Data sources used by the Big Data Innovation Team
https://github.com/orgs/CityofToronto/teams/bigdatainnovationteam
GNU General Public License v3.0
38 stars 8 forks source link

Need to monitor intersection_movements for missing high volume movements #855

Open gabrielwol opened 7 months ago

gabrielwol commented 7 months ago

None of the new intersections have volumes for classification_uid 10 (bike approaches). We'll need to confirm whether this is an algorithm change or a configuration issue.

4 of the new intersection are missing any volumes for classification_uid 6 (pedestrians): intersection_uids IN (69, 71, 72, 90)

_Originally posted by @gabrielwol in https://github.com/CityofToronto/bdit_data-sources/issues/850#issuecomment-1919838271_

Because there was no data for these classifications when we added the intersections, the movements didn't get added to miovision_api.intersection_movements (common intersection movements which get zero-padded in aggregate volumes_15min_mvt table). If these classifications eventually get added, we will need to go back and add the movements and backfill the aggregate tables.

gabrielwol commented 6 months ago

This issue also applies more generally speaking; with long running intersection installations, we risk not aggregating movements to volumes_15min_mvt + volumes_15min because they were not common at the time of configuration. The example above, where an entire classification is not present upon configuration is a good one. We have a warning about "# of invalid movements" but it fails silently.

Broadly speaking, the fraction of volumes in v15_mvt has dropped to a low of about 98% over time, pointing to a need to more closely monitor intersection_movements: image

gabrielwol commented 6 months ago

Here's some sql I used to find common movements missing from intersection_movements.

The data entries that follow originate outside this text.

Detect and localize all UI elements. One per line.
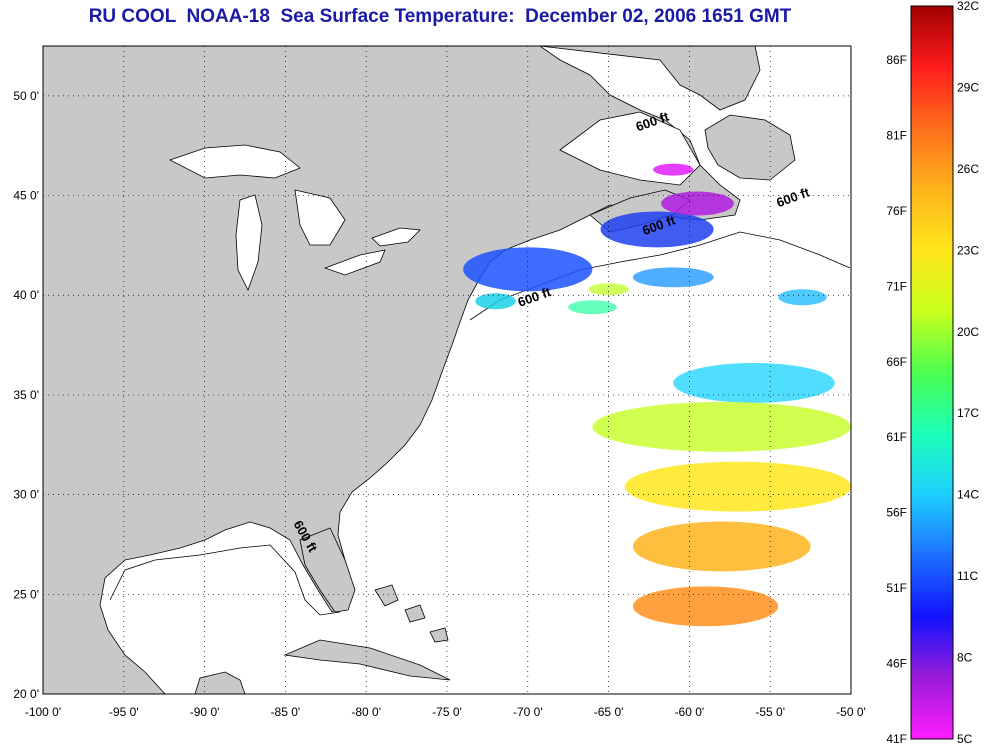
celsius-label: 26C [957,162,979,176]
sst-patch [632,586,779,627]
fahrenheit-label: 66F [886,355,907,369]
celsius-label: 11C [957,569,978,583]
grid-lines [43,46,851,694]
lon-tick-label: -85 0' [271,705,301,719]
celsius-label: 29C [957,80,979,94]
lat-tick-label: 35 0' [13,388,39,402]
lat-tick-label: 25 0' [13,587,39,601]
lat-tick-label: 45 0' [13,189,39,203]
florida-land [299,527,356,613]
lake-erie [323,249,386,276]
celsius-label: 23C [957,243,979,257]
newfoundland-land [704,114,796,181]
sst-patch [632,267,714,288]
lon-tick-label: -50 0' [836,705,866,719]
bahamas-islands [374,584,449,643]
lake-ontario [371,227,421,247]
lon-tick-label: -95 0' [109,705,139,719]
sst-patch [463,247,593,292]
fahrenheit-label: 86F [886,53,907,67]
lon-tick-label: -90 0' [190,705,220,719]
celsius-label: 20C [957,325,979,339]
lon-tick-label: -60 0' [675,705,705,719]
celsius-labels: 32C 29C 26C 23C 20C 17C 14C 11C 8C 5C [957,0,979,746]
lon-ticks: -100 0' -95 0' -90 0' -85 0' -80 0' -75 0' -70… [25,705,866,719]
lake-huron [294,189,346,246]
lon-tick-label: -55 0' [755,705,785,719]
fahrenheit-label: 41F [886,732,907,746]
sst-patch [624,461,851,512]
sst-patch [653,163,694,176]
celsius-label: 8C [957,651,973,665]
map-title: RU COOL NOAA-18 Sea Surface Temperature:… [88,6,792,27]
sst-patch [661,191,734,216]
colorbar-gradient [910,5,954,740]
fahrenheit-labels: 86F 81F 76F 71F 66F 61F 56F 51F 46F 41F [886,53,907,746]
fahrenheit-label: 56F [886,506,907,520]
lon-tick-label: -70 0' [513,705,543,719]
lake-superior [168,144,301,179]
lat-tick-label: 20 0' [13,687,39,701]
lon-tick-label: -75 0' [432,705,462,719]
lat-tick-label: 50 0' [13,89,39,103]
sst-patch [600,211,714,248]
sst-patch [778,289,827,306]
lat-tick-label: 30 0' [13,488,39,502]
lon-tick-label: -100 0' [25,705,61,719]
sst-patch [588,283,629,296]
labrador-land [539,45,761,111]
fahrenheit-label: 81F [886,128,907,142]
cuba-land [283,639,451,681]
sst-patch [632,521,811,572]
fahrenheit-label: 51F [886,581,907,595]
celsius-label: 14C [957,488,979,502]
fahrenheit-label: 71F [886,279,907,293]
celsius-label: 32C [957,0,979,13]
lon-tick-label: -65 0' [594,705,624,719]
fahrenheit-label: 61F [886,430,907,444]
fahrenheit-label: 76F [886,204,907,218]
celsius-label: 17C [957,406,979,420]
lon-tick-label: -80 0' [351,705,381,719]
sst-patch [673,363,835,403]
sst-patch [592,401,851,452]
gulf-shelf-contour [109,544,341,616]
celsius-label: 5C [957,732,973,746]
lat-tick-label: 40 0' [13,288,39,302]
map-border [42,45,852,695]
sst-overlay [463,163,851,627]
fahrenheit-label: 46F [886,657,907,671]
sst-patch [475,293,516,310]
north-america-land [42,45,741,695]
lake-michigan [235,194,263,292]
lat-ticks: 20 0' 25 0' 30 0' 35 0' 40 0' 45 0' 50 0' [13,89,39,701]
sst-patch [568,300,617,315]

Top of the list are a few invalid auto movements and a lot of valid ped movements with > 100 volume per day.

--Total query runtime: 2 min. 921 rows affected.
SELECT
    intersection_uid, classification_uid, leg, movement_uid, SUM(volume), MIN(datetime_bin), MAX(datetime_bin),
    SUM(volume) / EXTRACT(epoch FROM MAX(datetime_bin) - MIN(datetime_bin)) * 86400 AS avg_daily
FROM miovision_api.volumes
WHERE
    volume_15min_mvt_uid IS NULL --unprocessed
    AND movement_uid <> 8 --we intentionally exlcude bike exits from aggregations
GROUP BY intersection_uid, classification_uid, leg, movement_uid
HAVING
    --prevent divide by zero
    MAX(datetime_bin) > MIN(datetime_bin)
    --remove smaller issues
    AND SUM(volume) > 1000
ORDER BY avg_daily DESC
gabrielwol commented 5 months ago

Related: we should improve the documentation around the limitations of volumes_15min_mvt - that it excludes certain movements based on intersection_movements table.